Saturday 7 April 2018

Seeing the ghosts of despair.


Friends frequently laugh when I make comment about some of the things I am seeing as I walk. I do not mind their enjoying laughter at my expense especially when I know that many other artists I know also see things that are not there.

I passed this tree on a walk two days ago and could not believe what I was seeing. I took a picture of it and showed it to a number of friends none of whom saw what I was seeing. At last another friend mentioned that they were seeing the same as I was. 

What was I seeing?  A bear. I hope you can now also see it? I have drawn it in black and white and added some very little flecks of green moss but not on the, "Bear," that I have left clear to help him stand out more obviously.

It can be a very frightening experience to see things that are not there but you are seeing them because life has taken a turn for the worse and an addiction is taking a firm hold. I have heard many people explain to me the pink elephant experience. This happens when a person has become so addicted to a drug or alcohol. There are those times when the craving takes a frightening hold and the gremlins start to appear.

The next step is so often the desire to have this terrible life come to and end and suicide is contemplated or attempted. A dear friend spoke to me recently of just such a terrible feeling. To feel that there is non way back from the depths of nightmares.

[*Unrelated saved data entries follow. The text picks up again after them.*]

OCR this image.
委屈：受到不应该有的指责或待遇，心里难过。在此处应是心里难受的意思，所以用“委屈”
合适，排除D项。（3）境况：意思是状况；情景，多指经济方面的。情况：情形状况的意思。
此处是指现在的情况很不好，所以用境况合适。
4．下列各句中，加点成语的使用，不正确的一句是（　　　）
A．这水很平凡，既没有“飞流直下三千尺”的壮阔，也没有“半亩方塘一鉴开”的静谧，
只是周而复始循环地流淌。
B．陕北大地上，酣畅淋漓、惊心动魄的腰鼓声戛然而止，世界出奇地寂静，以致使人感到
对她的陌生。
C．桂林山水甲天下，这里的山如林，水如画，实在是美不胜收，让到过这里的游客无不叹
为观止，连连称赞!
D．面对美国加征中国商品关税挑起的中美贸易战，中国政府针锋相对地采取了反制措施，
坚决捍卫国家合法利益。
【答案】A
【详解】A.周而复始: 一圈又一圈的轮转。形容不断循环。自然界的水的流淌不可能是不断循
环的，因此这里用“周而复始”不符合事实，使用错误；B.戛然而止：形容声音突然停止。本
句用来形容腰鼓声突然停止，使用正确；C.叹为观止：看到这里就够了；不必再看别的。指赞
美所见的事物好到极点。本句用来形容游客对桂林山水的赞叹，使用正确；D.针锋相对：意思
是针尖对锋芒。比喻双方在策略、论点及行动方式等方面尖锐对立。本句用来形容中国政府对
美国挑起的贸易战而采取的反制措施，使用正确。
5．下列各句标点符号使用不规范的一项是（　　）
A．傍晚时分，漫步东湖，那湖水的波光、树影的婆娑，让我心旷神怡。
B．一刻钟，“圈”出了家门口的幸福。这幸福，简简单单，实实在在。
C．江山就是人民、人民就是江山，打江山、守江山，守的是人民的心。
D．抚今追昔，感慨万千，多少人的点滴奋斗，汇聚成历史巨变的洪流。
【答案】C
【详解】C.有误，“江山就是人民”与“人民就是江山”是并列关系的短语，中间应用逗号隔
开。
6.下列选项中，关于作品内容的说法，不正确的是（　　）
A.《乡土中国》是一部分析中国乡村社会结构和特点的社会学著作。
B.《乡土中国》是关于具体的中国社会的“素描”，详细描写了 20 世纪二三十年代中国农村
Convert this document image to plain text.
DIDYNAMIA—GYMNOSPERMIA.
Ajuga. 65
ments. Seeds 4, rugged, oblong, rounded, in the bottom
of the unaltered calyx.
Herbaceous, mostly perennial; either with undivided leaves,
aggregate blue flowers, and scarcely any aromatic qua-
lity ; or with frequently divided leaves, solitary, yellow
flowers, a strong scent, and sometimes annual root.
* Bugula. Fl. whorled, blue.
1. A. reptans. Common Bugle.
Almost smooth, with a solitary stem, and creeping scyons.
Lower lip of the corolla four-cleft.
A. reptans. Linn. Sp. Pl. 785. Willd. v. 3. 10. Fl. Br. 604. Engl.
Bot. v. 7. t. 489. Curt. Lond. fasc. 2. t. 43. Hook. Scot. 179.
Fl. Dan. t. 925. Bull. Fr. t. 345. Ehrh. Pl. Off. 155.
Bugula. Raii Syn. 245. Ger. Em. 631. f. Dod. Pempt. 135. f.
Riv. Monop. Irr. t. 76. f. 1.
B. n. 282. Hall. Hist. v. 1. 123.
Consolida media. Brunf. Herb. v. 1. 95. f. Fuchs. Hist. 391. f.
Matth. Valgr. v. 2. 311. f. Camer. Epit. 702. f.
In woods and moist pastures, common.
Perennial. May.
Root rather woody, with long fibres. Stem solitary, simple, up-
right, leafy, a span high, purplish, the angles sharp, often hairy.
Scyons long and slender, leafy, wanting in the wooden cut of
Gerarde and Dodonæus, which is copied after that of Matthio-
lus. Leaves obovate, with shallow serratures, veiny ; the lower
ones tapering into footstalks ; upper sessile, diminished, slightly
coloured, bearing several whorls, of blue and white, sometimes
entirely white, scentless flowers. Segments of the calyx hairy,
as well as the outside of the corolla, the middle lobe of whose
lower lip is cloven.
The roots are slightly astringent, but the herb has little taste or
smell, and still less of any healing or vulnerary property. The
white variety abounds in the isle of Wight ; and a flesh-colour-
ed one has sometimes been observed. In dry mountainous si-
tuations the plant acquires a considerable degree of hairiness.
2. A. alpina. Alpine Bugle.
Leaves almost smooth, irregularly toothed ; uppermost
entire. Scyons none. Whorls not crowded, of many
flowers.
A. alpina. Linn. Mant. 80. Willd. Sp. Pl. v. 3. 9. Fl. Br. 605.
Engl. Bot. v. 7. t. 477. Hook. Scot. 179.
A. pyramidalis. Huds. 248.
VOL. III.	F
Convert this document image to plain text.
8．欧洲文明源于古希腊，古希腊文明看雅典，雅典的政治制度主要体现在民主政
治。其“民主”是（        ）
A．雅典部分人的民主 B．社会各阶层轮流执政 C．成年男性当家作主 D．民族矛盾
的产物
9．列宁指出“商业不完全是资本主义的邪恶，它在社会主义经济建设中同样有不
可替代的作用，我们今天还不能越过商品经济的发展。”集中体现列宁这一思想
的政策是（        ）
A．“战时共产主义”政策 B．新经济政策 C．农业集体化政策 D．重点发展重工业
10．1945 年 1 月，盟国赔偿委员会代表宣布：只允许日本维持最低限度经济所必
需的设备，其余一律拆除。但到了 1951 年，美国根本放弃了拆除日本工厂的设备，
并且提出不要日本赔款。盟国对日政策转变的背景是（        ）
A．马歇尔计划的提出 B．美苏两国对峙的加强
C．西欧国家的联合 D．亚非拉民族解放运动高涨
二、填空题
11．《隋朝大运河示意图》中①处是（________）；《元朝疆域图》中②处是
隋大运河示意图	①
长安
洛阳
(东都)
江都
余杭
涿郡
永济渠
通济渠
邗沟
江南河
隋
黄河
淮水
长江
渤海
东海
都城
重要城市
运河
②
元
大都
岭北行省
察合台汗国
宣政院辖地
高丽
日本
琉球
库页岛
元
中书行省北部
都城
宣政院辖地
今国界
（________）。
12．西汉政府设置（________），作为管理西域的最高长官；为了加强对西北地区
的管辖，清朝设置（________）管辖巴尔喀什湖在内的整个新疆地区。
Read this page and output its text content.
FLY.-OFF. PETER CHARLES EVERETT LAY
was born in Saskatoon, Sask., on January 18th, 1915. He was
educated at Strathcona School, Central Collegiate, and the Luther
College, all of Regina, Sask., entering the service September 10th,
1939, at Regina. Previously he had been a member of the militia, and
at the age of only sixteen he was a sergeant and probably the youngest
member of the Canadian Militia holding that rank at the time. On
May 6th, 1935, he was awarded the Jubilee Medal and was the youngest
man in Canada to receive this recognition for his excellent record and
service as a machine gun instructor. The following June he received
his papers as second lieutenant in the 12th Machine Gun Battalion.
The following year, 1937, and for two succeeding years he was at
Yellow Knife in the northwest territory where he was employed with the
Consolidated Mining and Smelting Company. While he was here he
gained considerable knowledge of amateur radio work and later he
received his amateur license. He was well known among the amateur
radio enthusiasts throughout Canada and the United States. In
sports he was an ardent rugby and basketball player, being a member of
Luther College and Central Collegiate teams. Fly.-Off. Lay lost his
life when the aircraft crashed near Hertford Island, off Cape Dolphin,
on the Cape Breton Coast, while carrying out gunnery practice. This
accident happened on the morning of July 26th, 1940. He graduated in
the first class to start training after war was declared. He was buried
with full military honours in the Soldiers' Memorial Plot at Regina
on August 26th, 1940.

At one stage in my life I allowed alcohol to take such a hold on my life that I had to make dramatic changes. For others the only remedy is cold turkey nothing at all of that which is causing the pain. 

For me this was not the road I had to travelling a fortunate and determined person I was able to take control of my life and make a change in lifestyle which allowed me to be in control and not controlled.

It is for others a frightening prospect. I would want all those who are going through such a nightmare to know they are never alone, there are always those around who care enough to be ready to offer support.  I want my friend to know that life may seem black at this moment but it can be better and this can end.

It begins with the reality check of what has gone wrong. 

Those who drink to drown their sorrows should know that sorrows know how to swim and drowning them is never an alternative. 

Another realism is the effects of what it is that is grasping your life and see it for what it is.

When I was younger I learned the following.

We drank for happiness and became unhappy.
We drank for joy and became miserable.
We drank for sociability and became argumentative.
We drank for sophistication and became obnoxious.
We drank for friendship and made enemies.
We drank for sleep and awakened without rest.
We drank for strength and felt weak.
We drank "medicinally" and acquired health problems.
We drank for relaxation and got the shakes.
We drank for bravery and became afraid.
We drank for confidence and became doubtful.
We drank to make conversation easier and slurred our speech.
We drank to feel heavenly and ended up feeling like hell.
We drank to forget and were forever haunted.
We drank for freedom and became slaves.
We drank to erase problems and saw them multiply.
We drank to cope with life and invited death.               

Once we grasp the reality we have made the first step to making the change. Tonight I will have a glass of Rose' with my my family or possibly a glass of beer with my son. For others this is not possible but it is not the end of the world. 

To all struggling in anyway remember you are not alone. Have a calm day and lean on those who care.

I hope all who read will understand my reasons for writing if this blog does not offer help to them.